There's a lot of cool people with OSR-like tastes, but I also find it a pattern that if there's smug, elitist behavior about how to play that it often comes from that quarter.
This is my overall opinion as well. I've been playing since 2e and have found the game has become more and more suited to my play style as the editions have rolled on. I can sympathize with some old school elements, but it's like going back to your old neighborhood; it's a nice place to visit but I don't want to live there anymore.

That said, I have also found a certain smugness that comes from that section of the Hobby as well. There is a certain "the old ways were the correct ways" vibe whenever a discussion arises.
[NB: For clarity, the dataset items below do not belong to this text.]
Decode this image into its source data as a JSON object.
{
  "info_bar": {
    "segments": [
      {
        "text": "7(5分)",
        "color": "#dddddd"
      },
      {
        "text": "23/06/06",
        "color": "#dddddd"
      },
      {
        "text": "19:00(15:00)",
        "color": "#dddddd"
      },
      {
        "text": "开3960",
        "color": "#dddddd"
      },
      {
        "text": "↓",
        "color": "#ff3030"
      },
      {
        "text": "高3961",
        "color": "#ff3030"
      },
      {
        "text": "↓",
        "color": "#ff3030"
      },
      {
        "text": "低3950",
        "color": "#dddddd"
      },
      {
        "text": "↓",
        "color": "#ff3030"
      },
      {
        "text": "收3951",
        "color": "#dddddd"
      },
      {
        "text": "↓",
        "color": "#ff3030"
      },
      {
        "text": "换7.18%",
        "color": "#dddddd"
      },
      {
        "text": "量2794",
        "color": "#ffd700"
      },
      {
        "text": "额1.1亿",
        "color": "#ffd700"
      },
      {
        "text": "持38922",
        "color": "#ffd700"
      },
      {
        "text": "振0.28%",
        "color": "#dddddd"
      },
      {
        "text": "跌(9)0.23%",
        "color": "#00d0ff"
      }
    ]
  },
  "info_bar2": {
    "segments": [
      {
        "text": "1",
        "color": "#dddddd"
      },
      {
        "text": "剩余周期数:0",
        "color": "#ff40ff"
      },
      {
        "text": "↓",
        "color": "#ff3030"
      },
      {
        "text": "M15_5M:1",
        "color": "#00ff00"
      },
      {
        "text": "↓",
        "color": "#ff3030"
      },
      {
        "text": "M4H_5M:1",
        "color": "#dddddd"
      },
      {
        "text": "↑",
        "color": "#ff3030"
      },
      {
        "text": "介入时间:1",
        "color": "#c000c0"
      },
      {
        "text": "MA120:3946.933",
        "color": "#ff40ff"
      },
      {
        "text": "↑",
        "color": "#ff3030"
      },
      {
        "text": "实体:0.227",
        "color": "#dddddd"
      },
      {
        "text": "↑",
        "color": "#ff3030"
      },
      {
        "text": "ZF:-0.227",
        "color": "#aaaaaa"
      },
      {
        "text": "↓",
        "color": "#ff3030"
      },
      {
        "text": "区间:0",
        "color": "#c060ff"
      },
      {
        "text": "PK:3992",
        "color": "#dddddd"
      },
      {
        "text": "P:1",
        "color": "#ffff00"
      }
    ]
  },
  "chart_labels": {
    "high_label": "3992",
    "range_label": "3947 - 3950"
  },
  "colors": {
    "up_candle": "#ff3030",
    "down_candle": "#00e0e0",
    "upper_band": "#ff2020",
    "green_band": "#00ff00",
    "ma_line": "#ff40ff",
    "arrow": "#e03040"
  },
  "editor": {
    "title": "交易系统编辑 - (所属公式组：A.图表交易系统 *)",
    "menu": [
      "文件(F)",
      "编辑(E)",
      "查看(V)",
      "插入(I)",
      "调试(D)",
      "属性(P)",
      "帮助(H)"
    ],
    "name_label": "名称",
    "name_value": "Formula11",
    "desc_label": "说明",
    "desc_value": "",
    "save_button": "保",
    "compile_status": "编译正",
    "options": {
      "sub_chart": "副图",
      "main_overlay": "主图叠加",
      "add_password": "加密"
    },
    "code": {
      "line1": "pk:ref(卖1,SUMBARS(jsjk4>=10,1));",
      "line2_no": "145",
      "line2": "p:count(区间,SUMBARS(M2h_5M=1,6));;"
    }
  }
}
It's fine if your preference is toward traditional styles, but when people suggest things like "rolling randomly for PCs is the correct way and those who build the PC they want are entitled and ruining the game." Makes my blood boil.
 

Same - been playing since '82 and as I've said earlier in this thread, I don't really recognise much of what is claimed as "old school" play. The claims of universality and "this is how old school games were played" are just bizarre to me. As soon as we were able, we were leaning on narrative elements and character immersion and nobody had to go away and read books on The Best Way To Feign Elfdom. I think the OSR has done great work in highlighting the benefits of some of the procedural elements of earlier rulesets and is a font of creativity but it's quite reconstructionist. Which is totally cool and I dig the motivation for that, but games "back in the day" were incredibly diverse - as they continue to be now - and I think that truth is sometimes drowned out by a small number of loud voices proclaiming otherwise.